The Playart story concludes with the remaining material provided by Brian Willoughby of Kentucky.
Like most people, I remember them being sold at Woolworth's and have always thought that, theoretically, they should be much more common. After all, didn't every small town used to have a Woolworth's before Wal-Mart arrived and forced them out of business? Also, they were sold by Sears (as "Road Mates") and other discount chains (under the name "Fast Wheels). I can't explain their absence: they don't seem to suffer from metal fatigue (like some other Hong Kong brands) and destructive boys couldn't have burned, "hammered" and "firecrackered" them all out of existence. My theory is that their scarcity had something to do with their price: they were priced relatively high for an "off brand" at $.99 in the late 1970s. Hot Wheels cost less than that at the time and so did Matchbox as a general rule. Additionally, they were well-established brands that young consumers readily identified with due to massive advertising campaigns in both print and on television. I can remember as a kid that nobody wanted Playarts; when I would get together with my friends to trade cars, I always offered up Playarts (sometimes as many as three for one) to get anything Matchbox! While they might have been nearly an equal to these other brands on several levels, the perception among 1970s boys was that Playarts were ugly, clumsy and inferior. Perhaps a combination of these factors killed them: they cost too much and they weren't well-liked by kids. With the arrival of Hot Wheels, everything changed in the diecast market and accurate scale models (like those offered by Playart) simply couldn't compete against the more fanciful Mattel products with their futuristic styling and wild colors. Matchbox and Corgi responded by introducing absurd models that completely missed the mark and alienated their traditional customers; Playart never did this and it was probably just as well since the battle was already lost.

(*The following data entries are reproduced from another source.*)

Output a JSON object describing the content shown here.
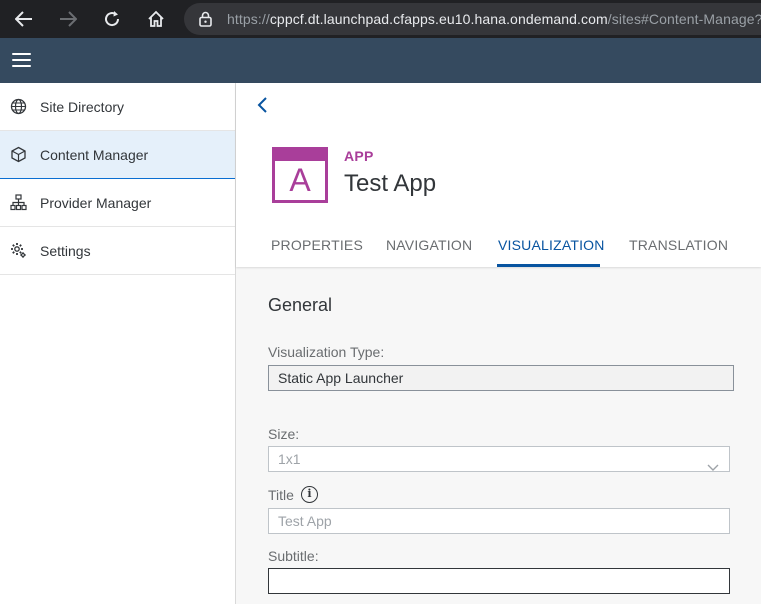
{
  "browser": {
    "url_host": "cppcf.dt.launchpad.cfapps.eu10.hana.ondemand.com",
    "url_path": "/sites#Content-Manage?s"
  },
  "sidebar": {
    "items": [
      {
        "label": "Site Directory",
        "icon": "globe-icon"
      },
      {
        "label": "Content Manager",
        "icon": "cube-icon",
        "selected": true
      },
      {
        "label": "Provider Manager",
        "icon": "hierarchy-icon"
      },
      {
        "label": "Settings",
        "icon": "gear-icon"
      }
    ]
  },
  "app": {
    "tile_letter": "A",
    "type_label": "APP",
    "title": "Test App",
    "accent_color": "#a93e9a"
  },
  "tabs": [
    {
      "label": "PROPERTIES"
    },
    {
      "label": "NAVIGATION"
    },
    {
      "label": "VISUALIZATION",
      "active": true
    },
    {
      "label": "TRANSLATION"
    }
  ],
  "form": {
    "section_title": "General",
    "visualization_type_label": "Visualization Type:",
    "visualization_type_value": "Static App Launcher",
    "size_label": "Size:",
    "size_value": "1x1",
    "title_label": "Title",
    "title_placeholder": "Test App",
    "subtitle_label": "Subtitle:",
    "subtitle_value": ""
  }
}
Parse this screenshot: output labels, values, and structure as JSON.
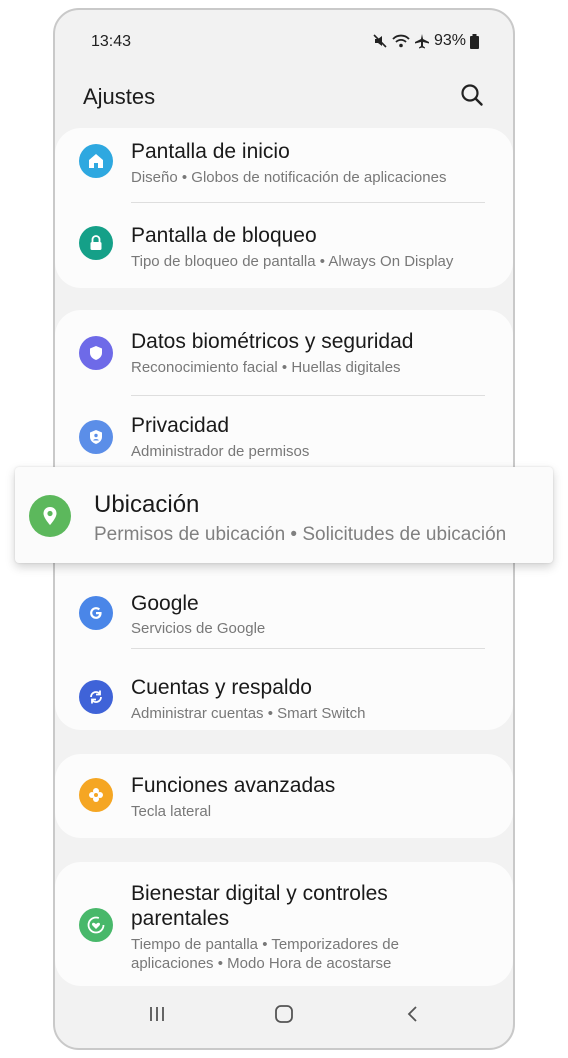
{
  "status": {
    "time": "13:43",
    "battery": "93%"
  },
  "header": {
    "title": "Ajustes"
  },
  "items": {
    "home": {
      "title": "Pantalla de inicio",
      "sub": "Diseño  •  Globos de notificación de aplicaciones",
      "color": "#2ea8e0"
    },
    "lock": {
      "title": "Pantalla de bloqueo",
      "sub": "Tipo de bloqueo de pantalla  •  Always On Display",
      "color": "#15a088"
    },
    "bio": {
      "title": "Datos biométricos y seguridad",
      "sub": "Reconocimiento facial  •  Huellas digitales",
      "color": "#6e6ae8"
    },
    "privacy": {
      "title": "Privacidad",
      "sub": "Administrador de permisos",
      "color": "#5b8ee8"
    },
    "location": {
      "title": "Ubicación",
      "sub": "Permisos de ubicación  •  Solicitudes de ubicación",
      "color": "#5cb85c"
    },
    "google": {
      "title": "Google",
      "sub": "Servicios de Google",
      "color": "#4a86e8"
    },
    "accounts": {
      "title": "Cuentas y respaldo",
      "sub": "Administrar cuentas  •  Smart Switch",
      "color": "#3f63d8"
    },
    "advanced": {
      "title": "Funciones avanzadas",
      "sub": "Tecla lateral",
      "color": "#f5a623"
    },
    "wellbeing": {
      "title_line1": "Bienestar digital y controles",
      "title_line2": "parentales",
      "sub_line1": "Tiempo de pantalla  •  Temporizadores de",
      "sub_line2": "aplicaciones  •  Modo Hora de acostarse",
      "color": "#48b86a"
    }
  }
}
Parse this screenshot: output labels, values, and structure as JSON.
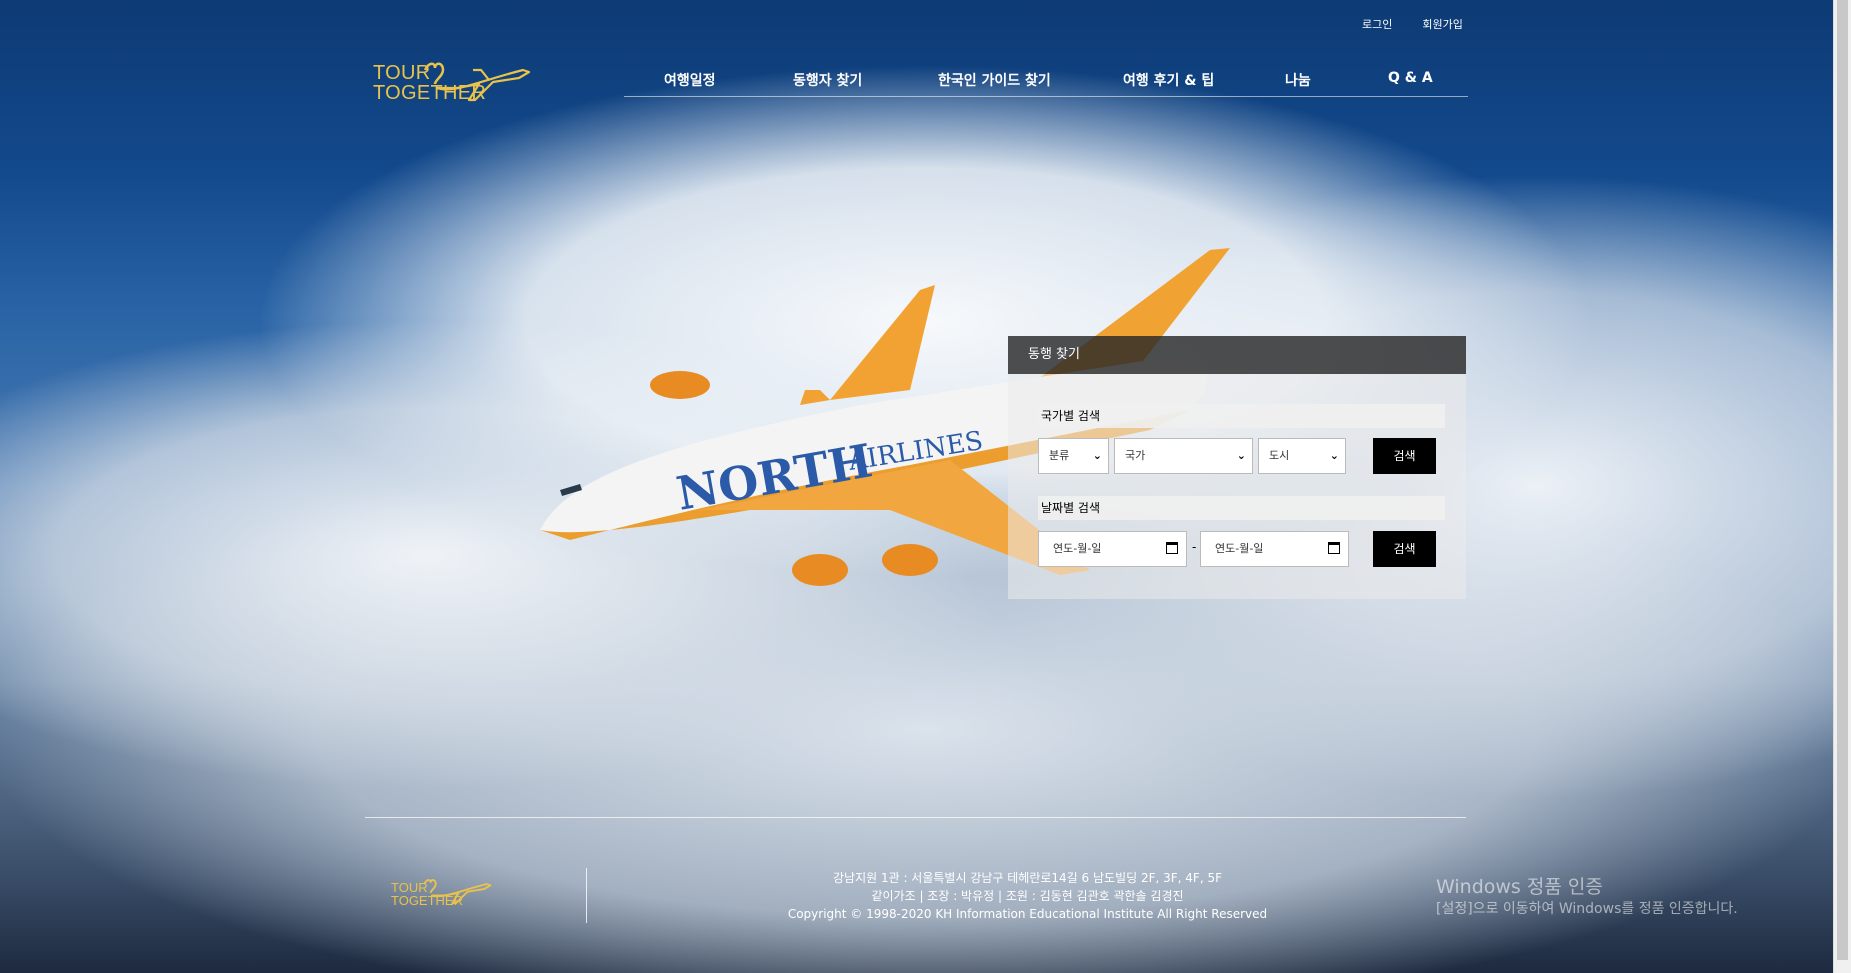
{
  "toplinks": {
    "login": "로그인",
    "signup": "회원가입"
  },
  "logo": {
    "line1": "TOUR",
    "line2": "TOGETHER"
  },
  "nav": {
    "items": [
      "여행일정",
      "동행자 찾기",
      "한국인 가이드 찾기",
      "여행 후기 & 팁",
      "나눔",
      "Q & A"
    ]
  },
  "plane": {
    "text1": "NORTH",
    "text2": "AIRLINES"
  },
  "search": {
    "title": "동행 찾기",
    "country_section_label": "국가별 검색",
    "category_value": "분류",
    "country_value": "국가",
    "city_value": "도시",
    "search_button": "검색",
    "date_section_label": "날짜별 검색",
    "date_from_value": "연도-월-일",
    "date_separator": "-",
    "date_to_value": "연도-월-일",
    "date_search_button": "검색"
  },
  "footer": {
    "line1": "강남지원 1관 : 서울특별시 강남구 테헤란로14길 6 남도빌딩 2F, 3F, 4F, 5F",
    "line2": "같이가조 | 조장 : 박유정 | 조원 : 김동현 김관호 곽한솔 김경진",
    "line3": "Copyright © 1998-2020 KH Information Educational Institute All Right Reserved"
  },
  "watermark": {
    "line1": "Windows 정품 인증",
    "line2": "[설정]으로 이동하여 Windows를 정품 인증합니다."
  },
  "colors": {
    "logo": "#e8c24a",
    "button": "#000000",
    "panel_header": "#282828"
  }
}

Playart also produced a range of larger scale models that hovered around 1:43. I've also seen listing for models that were supposedly 1:32 and some others, mostly buses and fire trucks were scaled around 1:87. Apparently, none of the larger scale items sold well since I have seen liquidators still closing out new-old-stock as late as 1996. Again, they made a Range Rover at a scale of 1:48. I think there was also a Fiat X1/9 and a Toyota Celica and three others for a total of six. The 1:43 scale models were sold both with and without friction motors. The 1:48 scale Range Rover I have was repackaged as a "Model Power" toy and certain others were as well.
Here are the last eight Playart models in my collection. Full image profiles for each of these cars are linked to my 'minicars' list.
1978 Porsche 928 - 1972 VW/Porsche 914 - 1970 Renault Alpine A110 - 1973 Rolls Royce Silver Shadow
1971 Isuzu 117 Coupe - 1942 Volkswagen Schwimwagen - 1968 Toyota 2000GT - 1972 Toyota Corona Mk II 1900SL
As far as packaging, 1:64 Playarts were sold in both blisterpacks and window boxes (like what Matchbox has used for the past decade). The boxes are definitely rarer though I have never heard of anyone thinking that they somehow enhance the model's value by more than maybe a dollar (which is what I have found to be typically the price difference between the two). Sets were offered in large window boxes and the models were secured in place somehow, presumably in Styrofoam trays (I don't have any sets and I can't remember them from my childhood so I am speculating as to the Styrofoam insert).
I don't know when Playart cast its last. I remember buying a Citroen CX 2200 in a Playart package around 1981; however, it had a Yat Ming baseplate. I believe the Playart and Yat Ming models of this car are virtually the same: the Playart does not have red plastic taillamps and the baseplate is slightly different, otherwise, the body casting appears identical. I'm certain that the model I bought was in a Playart blister: it came from Woolworth's and I remember being surprised to find that it didn't carry the familiar Playart name on its base. Perhaps my memory has faded me, though I'm fairly convinced of this model being packaged and sold as a Playart model. Nonetheless, I've not been able to directly link Playart and Yat Ming. I have versions of both the Yat Ming and Playart Porsche 928s; they are not the same. Likewise, the BMW 633CSi models produced by Playart and Yat Ming are also completely different. Again, it's rather difficult to link the two companies outside of that mysterious Citroen CX 2200.